Fred Wilson discusses a blog post by the CEO of eShares about his fund raising experience. Let's throw in my experience as an investor presentation designer (both for startups and VC/PE funds themselves).
- A decision in 5 minutes. Yes, most VCs will make a decision whether an investment merits deeper due diligence in 5 minutes.
- This might actually be good news for startups. If you have a good deck, you can get to a decision without travel-meeting-travel.
- It proves again that a 5 minute pitch is not 5 minute filled with fluffy buzzwords.

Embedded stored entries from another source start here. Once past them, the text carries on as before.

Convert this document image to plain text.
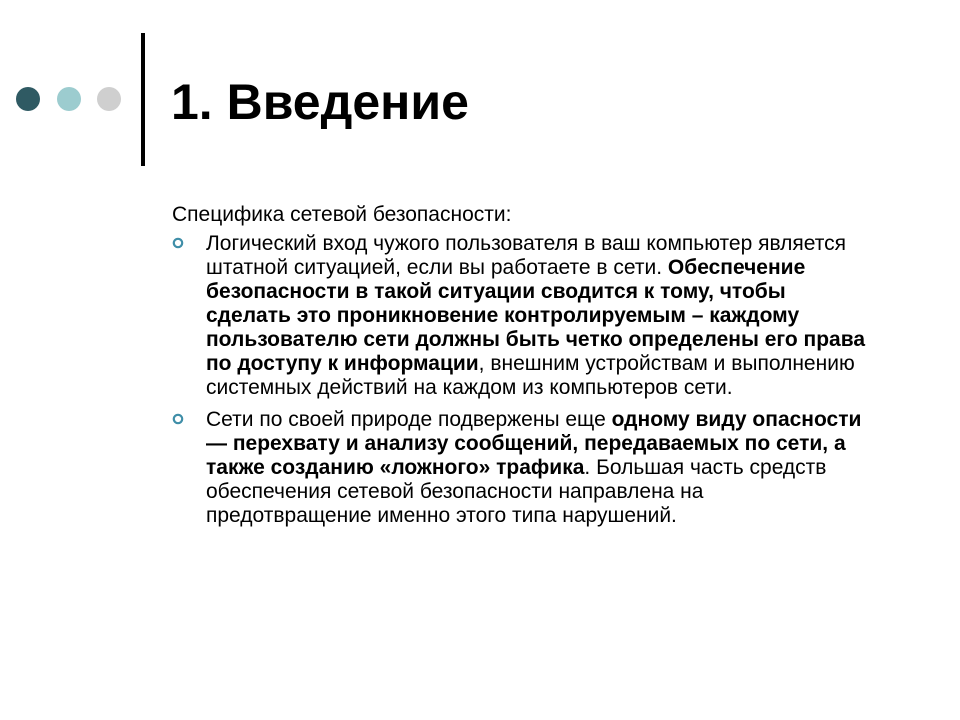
1. Введение
Специфика сетевой безопасности:
Логический вход чужого пользователя в ваш компьютер является штатной ситуацией, если вы работаете в сети. Обеспечение безопасности в такой ситуации сводится к тому, чтобы сделать это проникновение контролируемым – каждому пользователю сети должны быть четко определены его права по доступу к информации, внешним устройствам и выполнению системных действий на каждом из компьютеров сети.
Сети по своей природе подвержены еще одному виду опасности — перехвату и анализу сообщений, передаваемых по сети, а также созданию «ложного» трафика. Большая часть средств обеспечения сетевой безопасности направлена на предотвращение именно этого типа нарушений.
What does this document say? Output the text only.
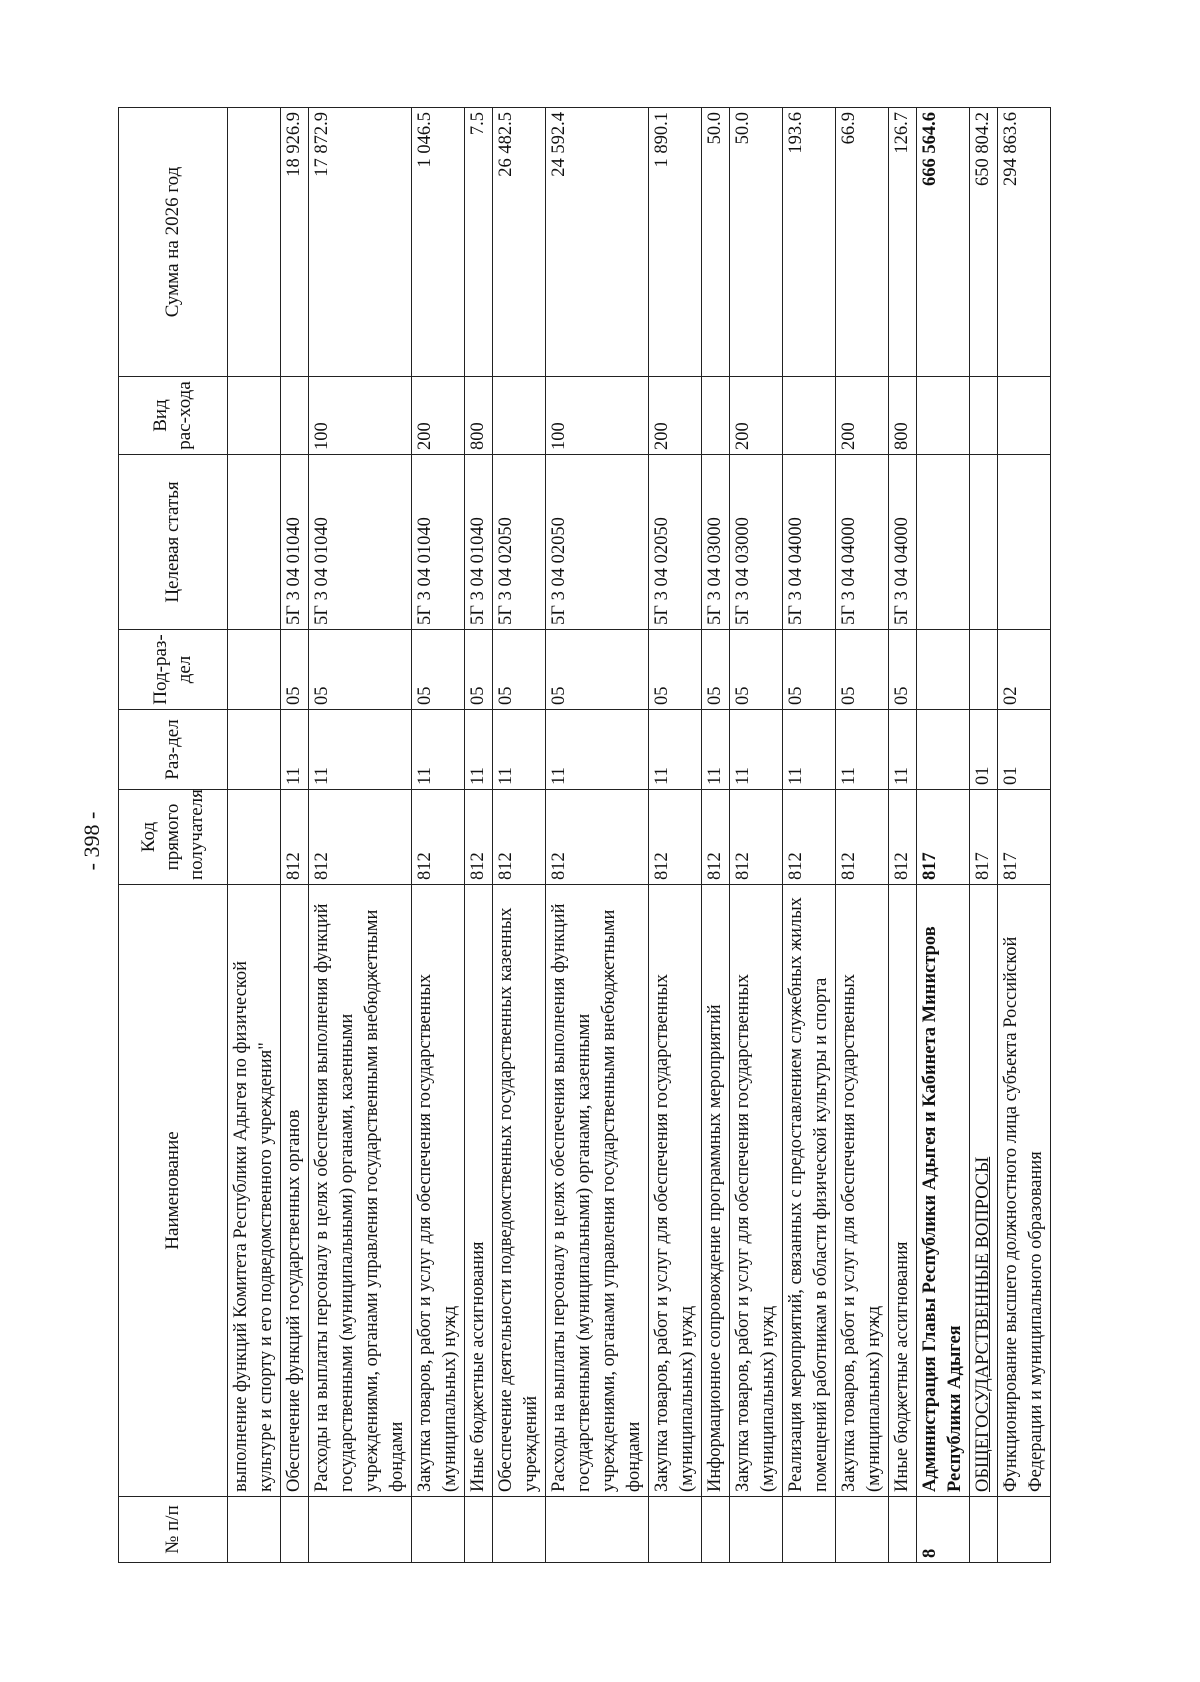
- 398 -
№ п/п	Наименование	Код прямого получателя	Раз-дел	Под-раз-дел	Целевая статья	Вид рас-хода	Сумма на 2026 год
	выполнение функций Комитета Республики Адыгея по физической культуре и спорту и его подведомственного учреждения"						
	Обеспечение функций государственных органов	812	11	05	5Г 3 04 01040		18 926.9
	Расходы на выплаты персоналу в целях обеспечения выполнения функций государственными (муниципальными) органами, казенными учреждениями, органами управления государственными внебюджетными фондами	812	11	05	5Г 3 04 01040	100	17 872.9
	Закупка товаров, работ и услуг для обеспечения государственных (муниципальных) нужд	812	11	05	5Г 3 04 01040	200	1 046.5
	Иные бюджетные ассигнования	812	11	05	5Г 3 04 01040	800	7.5
	Обеспечение деятельности подведомственных государственных казенных учреждений	812	11	05	5Г 3 04 02050		26 482.5
	Расходы на выплаты персоналу в целях обеспечения выполнения функций государственными (муниципальными) органами, казенными учреждениями, органами управления государственными внебюджетными фондами	812	11	05	5Г 3 04 02050	100	24 592.4
	Закупка товаров, работ и услуг для обеспечения государственных (муниципальных) нужд	812	11	05	5Г 3 04 02050	200	1 890.1
	Информационное сопровождение программных мероприятий	812	11	05	5Г 3 04 03000		50.0
	Закупка товаров, работ и услуг для обеспечения государственных (муниципальных) нужд	812	11	05	5Г 3 04 03000	200	50.0
	Реализация мероприятий, связанных с предоставлением служебных жилых помещений работникам в области физической культуры и спорта	812	11	05	5Г 3 04 04000		193.6
	Закупка товаров, работ и услуг для обеспечения государственных (муниципальных) нужд	812	11	05	5Г 3 04 04000	200	66.9
	Иные бюджетные ассигнования	812	11	05	5Г 3 04 04000	800	126.7
8	Администрация Главы Республики Адыгея и Кабинета Министров Республики Адыгея	817					666 564.6
	ОБЩЕГОСУДАРСТВЕННЫЕ ВОПРОСЫ	817	01				650 804.2
	Функционирование высшего должностного лица субъекта Российской Федерации и муниципального образования	817	01	02			294 863.6
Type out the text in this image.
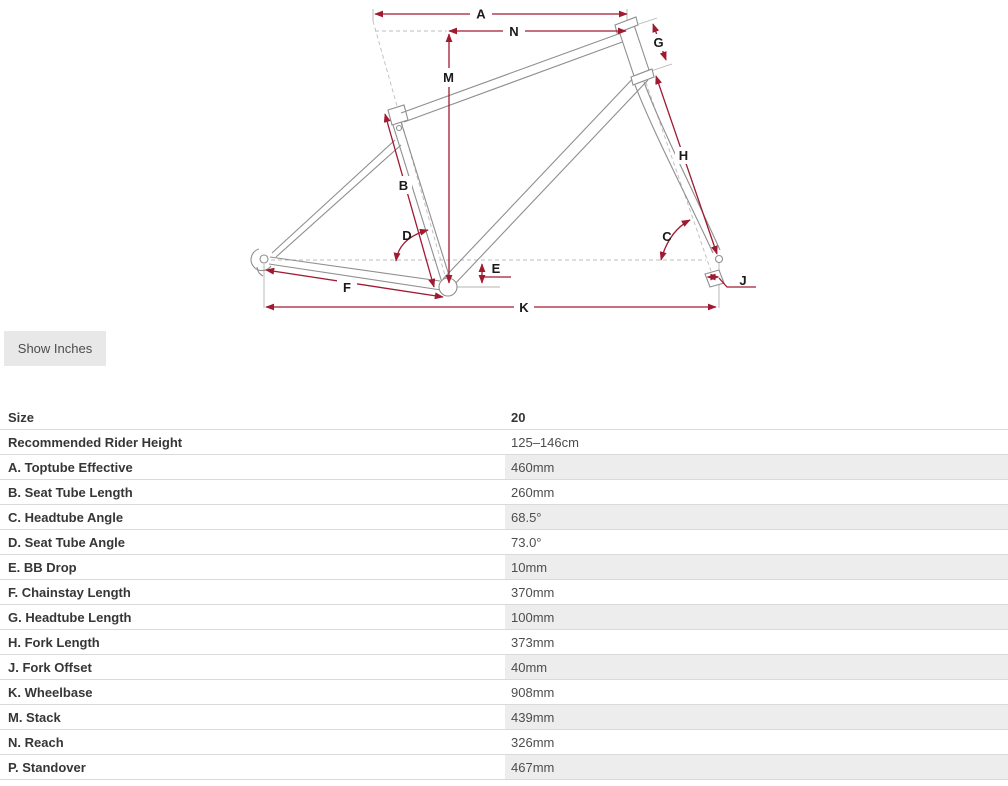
A
N
M
G
B
D	C
H
E
F	J
K
Show Inches
Size	20
Recommended Rider Height	125–146cm
A. Toptube Effective	460mm
B. Seat Tube Length	260mm
C. Headtube Angle	68.5°
D. Seat Tube Angle	73.0°
E. BB Drop	10mm
F. Chainstay Length	370mm
G. Headtube Length	100mm
H. Fork Length	373mm
J. Fork Offset	40mm
K. Wheelbase	908mm
M. Stack	439mm
N. Reach	326mm
P. Standover	467mm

- If the feedback from a phone call is "no", it is probably highly unlikely that banging the VC on the head for 60 minutes in a meeting or coffee chat is going to change her mind. Better spend that energy on another investor. If you ask why, and she says "the market size" politely, coming back with 50 slides about the market size is not going to change her mind. Market size is probably not the real reason
- That coffee chat, is actually a meeting that is further in the due diligence process: you passed the first stage (you seem to have an investable idea), now things have moved on to checking you out as a person/CEO. There is no better way to do that then a brief meeting. Even if you just talked about the weather, the investor will make up her mind about you.
- Risk-related questions are a sign that you are moving in the right direction. An interested investor is trying to figure why she should not invest in you, much better than a bored investor trying to fill the 30 minutes with asking questions why she should invest.
- Combine the above points and you can see the implication for your pitch deck: very focused, highly emotional, visual, charts to get the big idea across in a few minutes, and actually more charts for those risk-related questions, to take the obvious questions out of the investor who has bought into the basic idea.
- Investors are increasingly specialised and have a specific mental model against which they evaluate opportunities. If your business does not fit a specific model/investor profile, find a different one rather than forcing let's say a semiconductor business into a CAC/LTV/churn SAAS spreadsheet
- One more point about the 5 minute pitch. I had client briefing meetings where I only go the point of the pitch after 45 minutes of discussion. I tried from the left, from the right, tried again, thought it was just me who was to ignorant not to see something, until finally the coin drops. Be very perceptive when someone in front of you who is willing to grant you the 45 minutes, this might just save your 5 minute pitch.
Reading body language is important skill that can save you a lot of time and wasted effort.